(ORDO NEWS) — Since the start of the Covid-19 pandemic, many experts have stated that there is a risk of an impending wave of mental disorders: they can be caused by stress due to being in isolation or the global economic crisis, or by a paranoid fear of infection. Also, do not forget about possible mental health damage among patients with severe Covid-19. Although scientists note that it is too early to draw conclusions about the possible long-term consequences of an outbreak of coronavirus, humanity can turn to the experience of “related” epidemics: SARS-2002-2003 caused by SARS-CoV coronavirus and the Middle East respiratory syndrome that arose in 2012 due to MERS-CoV.
And a systematic review of scholars from University and Royal Colleges of London, published in The Lancet, offers a first of its kind compilation of data on the psychiatric consequences of coronavirus infections, covering both SARS-CoV and MERS-CoV, and SARS-CoV-2, the causative agent of the current pandemic.
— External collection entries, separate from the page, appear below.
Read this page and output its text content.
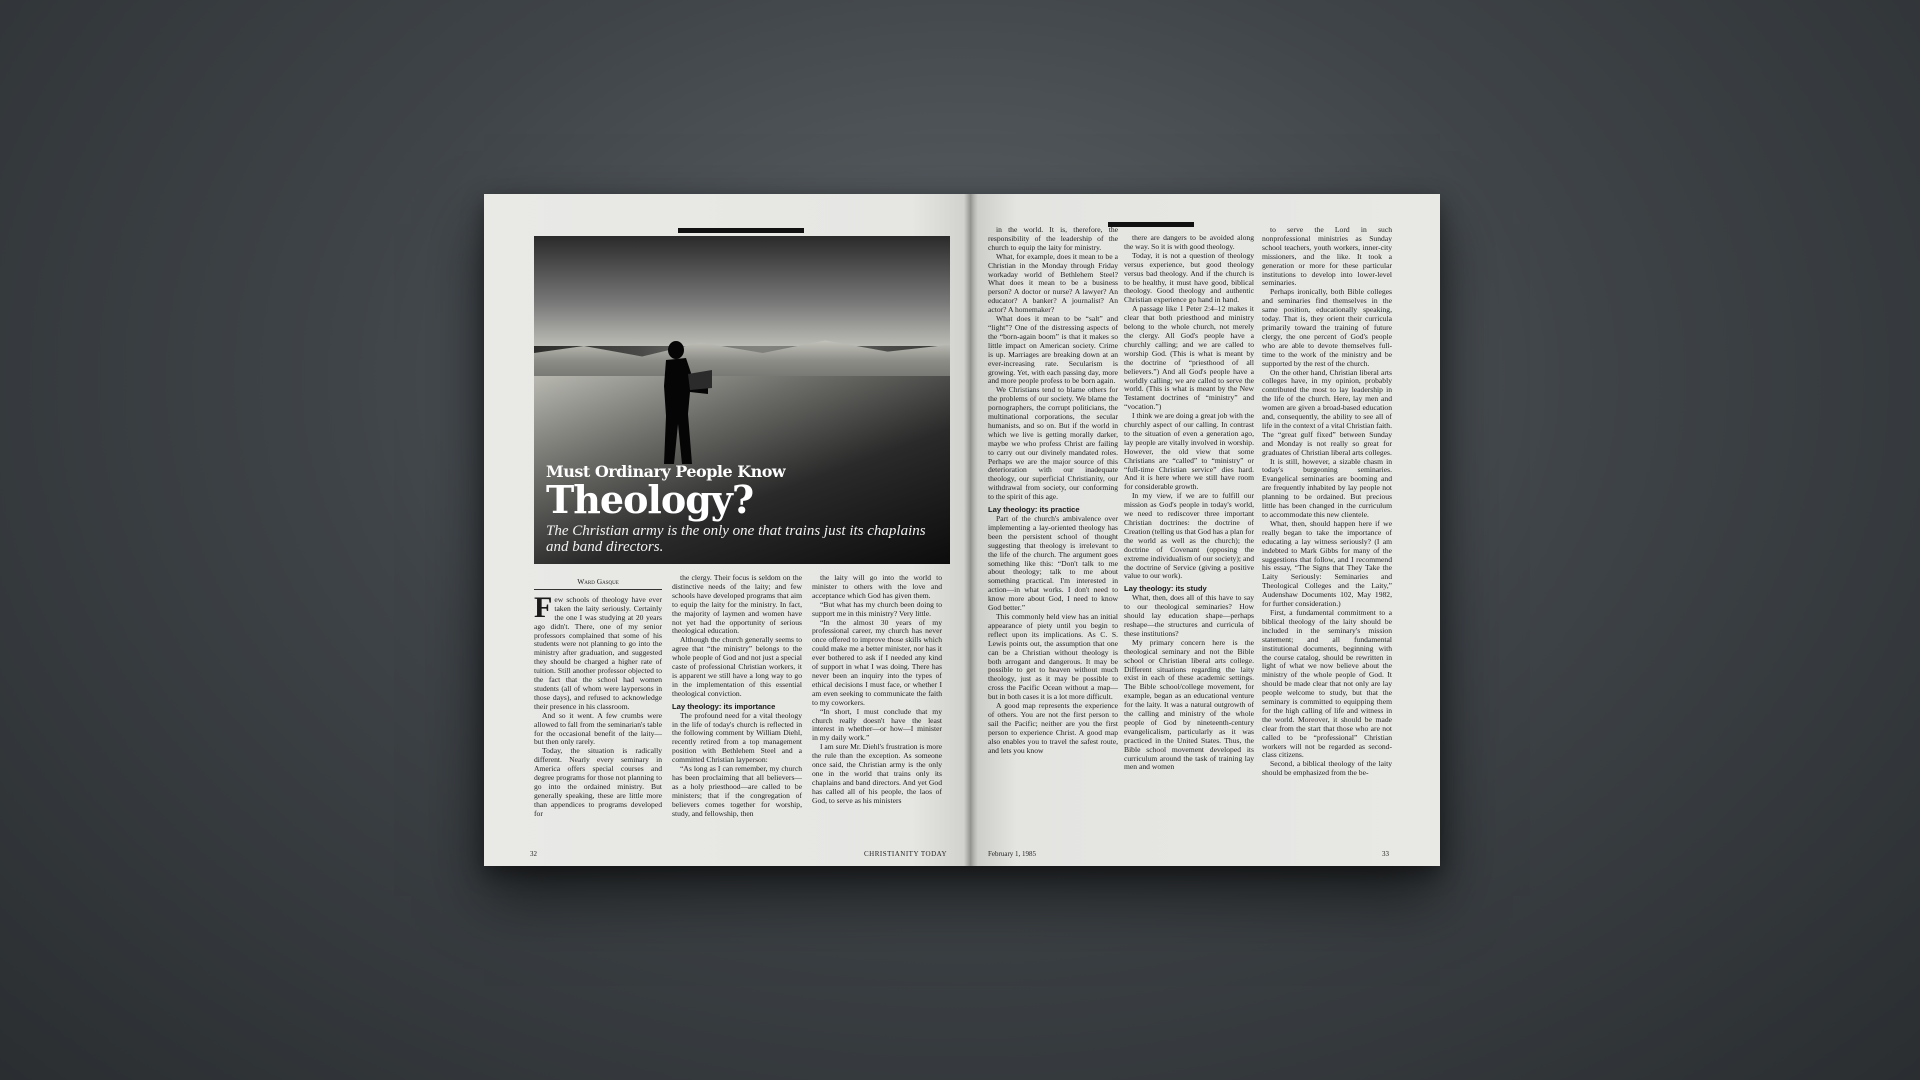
Must Ordinary People Know
Theology?
The Christian army is the only one that trains just its chaplains and band directors.
Ward Gasque
F ew schools of theology have ever taken the laity seriously. Certainly the one I was studying at 20 years ago didn't. There, one of my senior professors complained that some of his students were not planning to go into the ministry after graduation, and suggested they should be charged a higher rate of tuition. Still another professor objected to the fact that the school had women students (all of whom were laypersons in those days), and refused to acknowledge their presence in his classroom.

And so it went. A few crumbs were allowed to fall from the seminarian's table for the occasional benefit of the laity—but then only rarely.

Today, the situation is radically different. Nearly every seminary in America offers special courses and degree programs for those not planning to go into the ordained ministry. But generally speaking, these are little more than appendices to programs developed for

the clergy. Their focus is seldom on the distinctive needs of the laity; and few schools have developed programs that aim to equip the laity for the ministry. In fact, the majority of laymen and women have not yet had the opportunity of serious theological education.

Although the church generally seems to agree that “the ministry” belongs to the whole people of God and not just a special caste of professional Christian workers, it is apparent we still have a long way to go in the implementation of this essential theological conviction.

Lay theology: its importance

The profound need for a vital theology in the life of today's church is reflected in the following comment by William Diehl, recently retired from a top management position with Bethlehem Steel and a committed Christian layperson:

“As long as I can remember, my church has been proclaiming that all believers—as a holy priesthood—are called to be ministers; that if the congregation of believers comes together for worship, study, and fellowship, then

the laity will go into the world to minister to others with the love and acceptance which God has given them.

“But what has my church been doing to support me in this ministry? Very little.

“In the almost 30 years of my professional career, my church has never once offered to improve those skills which could make me a better minister, nor has it ever bothered to ask if I needed any kind of support in what I was doing. There has never been an inquiry into the types of ethical decisions I must face, or whether I am even seeking to communicate the faith to my coworkers.

“In short, I must conclude that my church really doesn't have the least interest in whether—or how—I minister in my daily work.”

I am sure Mr. Diehl's frustration is more the rule than the exception. As someone once said, the Christian army is the only one in the world that trains only its chaplains and band directors. And yet God has called all of his people, the laos of God, to serve as his ministers

32	CHRISTIANITY TODAY

in the world. It is, therefore, the responsibility of the leadership of the church to equip the laity for ministry.

What, for example, does it mean to be a Christian in the Monday through Friday workaday world of Bethlehem Steel? What does it mean to be a business person? A doctor or nurse? A lawyer? An educator? A banker? A journalist? An actor? A homemaker?

What does it mean to be “salt” and “light”? One of the distressing aspects of the “born-again boom” is that it makes so little impact on American society. Crime is up. Marriages are breaking down at an ever-increasing rate. Secularism is growing. Yet, with each passing day, more and more people profess to be born again.

We Christians tend to blame others for the problems of our society. We blame the pornographers, the corrupt politicians, the multinational corporations, the secular humanists, and so on. But if the world in which we live is getting morally darker, maybe we who profess Christ are failing to carry out our divinely mandated roles. Perhaps we are the major source of this deterioration with our inadequate theology, our superficial Christianity, our withdrawal from society, our conforming to the spirit of this age.

Lay theology: its practice

Part of the church's ambivalence over implementing a lay-oriented theology has been the persistent school of thought suggesting that theology is irrelevant to the life of the church. The argument goes something like this: “Don't talk to me about theology; talk to me about something practical. I'm interested in action—in what works. I don't need to know more about God, I need to know God better.”

This commonly held view has an initial appearance of piety until you begin to reflect upon its implications. As C. S. Lewis points out, the assumption that one can be a Christian without theology is both arrogant and dangerous. It may be possible to get to heaven without much theology, just as it may be possible to cross the Pacific Ocean without a map—but in both cases it is a lot more difficult.

A good map represents the experience of others. You are not the first person to sail the Pacific; neither are you the first person to experience Christ. A good map also enables you to travel the safest route, and lets you know

there are dangers to be avoided along the way. So it is with good theology.

Today, it is not a question of theology versus experience, but good theology versus bad theology. And if the church is to be healthy, it must have good, biblical theology. Good theology and authentic Christian experience go hand in hand.

A passage like 1 Peter 2:4–12 makes it clear that both priesthood and ministry belong to the whole church, not merely the clergy. All God's people have a churchly calling; and we are called to worship God. (This is what is meant by the doctrine of “priesthood of all believers.”) And all God's people have a worldly calling; we are called to serve the world. (This is what is meant by the New Testament doctrines of “ministry” and “vocation.”)

I think we are doing a great job with the churchly aspect of our calling. In contrast to the situation of even a generation ago, lay people are vitally involved in worship. However, the old view that some Christians are “called” to “ministry” or “full-time Christian service” dies hard. And it is here where we still have room for considerable growth.

In my view, if we are to fulfill our mission as God's people in today's world, we need to rediscover three important Christian doctrines: the doctrine of Creation (telling us that God has a plan for the world as well as the church); the doctrine of Covenant (opposing the extreme individualism of our society); and the doctrine of Service (giving a positive value to our work).

Lay theology: its study

What, then, does all of this have to say to our theological seminaries? How should lay education shape—perhaps reshape—the structures and curricula of these institutions?

My primary concern here is the theological seminary and not the Bible school or Christian liberal arts college. Different situations regarding the laity exist in each of these academic settings. The Bible school/college movement, for example, began as an educational venture for the laity. It was a natural outgrowth of the calling and ministry of the whole people of God by nineteenth-century evangelicalism, particularly as it was practiced in the United States. Thus, the Bible school movement developed its curriculum around the task of training lay men and women

to serve the Lord in such nonprofessional ministries as Sunday school teachers, youth workers, inner-city missioners, and the like. It took a generation or more for these particular institutions to develop into lower-level seminaries.

Perhaps ironically, both Bible colleges and seminaries find themselves in the same position, educationally speaking, today. That is, they orient their curricula primarily toward the training of future clergy, the one percent of God's people who are able to devote themselves full-time to the work of the ministry and be supported by the rest of the church.

On the other hand, Christian liberal arts colleges have, in my opinion, probably contributed the most to lay leadership in the life of the church. Here, lay men and women are given a broad-based education and, consequently, the ability to see all of life in the context of a vital Christian faith. The “great gulf fixed” between Sunday and Monday is not really so great for graduates of Christian liberal arts colleges.

It is still, however, a sizable chasm in today's burgeoning seminaries. Evangelical seminaries are booming and are frequently inhabited by lay people not planning to be ordained. But precious little has been changed in the curriculum to accommodate this new clientele.

What, then, should happen here if we really began to take the importance of educating a lay witness seriously? (I am indebted to Mark Gibbs for many of the suggestions that follow, and I recommend his essay, “The Signs that They Take the Laity Seriously: Seminaries and Theological Colleges and the Laity,” Audenshaw Documents 102, May 1982, for further consideration.)

First, a fundamental commitment to a biblical theology of the laity should be included in the seminary's mission statement; and all fundamental institutional documents, beginning with the course catalog, should be rewritten in light of what we now believe about the ministry of the whole people of God. It should be made clear that not only are lay people welcome to study, but that the seminary is committed to equipping them for the high calling of life and witness in the world. Moreover, it should be made clear from the start that those who are not called to be “professional” Christian workers will not be regarded as second-class citizens.

Second, a biblical theology of the laity should be emphasized from the be-

February 1, 1985	33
The review was conducted on the basis of 72 studies in which a total of about 3.5 thousand patients aged 12 to 68 years from China, Hong Kong, South Korea, Canada, Saudi Arabia, France, Japan, Singapore, the United Kingdom and the United States participated. Studies that limited themselves to neurological complications without specific neuropsychiatric manifestations, and also studied the indirect effect of coronaviruses on the mental health of people who were not infected but maintained self-isolation or quarantine, were excluded from meta-analysis.
The results showed that a quarter of people hospitalized with any of the three types of coronavirus diseases, including Covid-19, were subject to confusion (a pathological condition caused by a violation of mental processes is expressed in disorientation of personality) and delirium. Most likely, scientists say, this was due to a lack of oxygen entering the brain or to a fever, but in some cases it could reflect a direct attack of the virus on the central nervous system.
Almost a third of the participants in the studies examined had depression or anxiety attacks, which tended to become easier after the patient underwent the acute phase of the disease. In general, while in hospitals with SARS or MERS, 42 of 129 patients (within one study) had a depressed state, 44 had memory impairment, and 52 had insomnia. Psychosis was registered in 13 of 1744 patients in the acute stage. After recovery and discharge from medical facilities, 35 out of 280 people were depressed, in another of the studies studied, insomnia – 34, irritability – 28, memory problems – 44, increased fatigue – 61 out of 316. In another study, post-traumatic memories were observed in 55 out of 181 patients with coronavirus infection.
A meta-analysis showed that after recovering from post-traumatic stress disorder, which later could not go away for three years, a total of 121 people out of 402 participants in four studies were exposed to depression – 77 out of 517 (out of five other works), anxiety – 42 out of 284 cases have been described in three studies). 446 of the 580 patients whose history was reviewed in six articles returned to work after 35.3 months. A year after recovery, approximately 15% of people complained of fatigue, mood swings and sleep disturbances.
As for the data on patients with Covid-19, scientists discovered delirium (a mental disorder characterized by dizziness, impaired attention, perception, thinking and emotions) in 26 of 40 patients who were in intensive care units, over 40 in 58 of them , altered state of consciousness – in 17 of 82 patients who subsequently died. At discharge, 15 (33%) of the 45 people studied in one work who had had Covid-19 had a dysregulation syndrome.
“If SARS-CoV-2 infection occurs similarly to SARS-CoV or MERS-CoV, most patients should still recover without serious mental illness. However, SARS-CoV-2 can cause delusions in a significant proportion of patients in the acute stage. In addition, clinicians should be aware of the risk of depression, anxiety, fatigue, post-traumatic stress disorder and more rare neuropsychiatric syndromes in the long term, ”conclude the review.
Do not forget that another consequence of epidemics can be suicides. So, during the time of “SARS” in Hong Kong, there was a small wave of suicides among older people: presumably, this was a reflection of local cultural factors, such as the stigma and shame that some patients experienced, who believed that they were responsible for transmitting the infection to their loved ones. In addition, self-isolation and the uncertainty of the future will undoubtedly plunge the desperation of vulnerable people, so charitable and social organizations should focus on monitoring and mitigating the effects of the pandemic.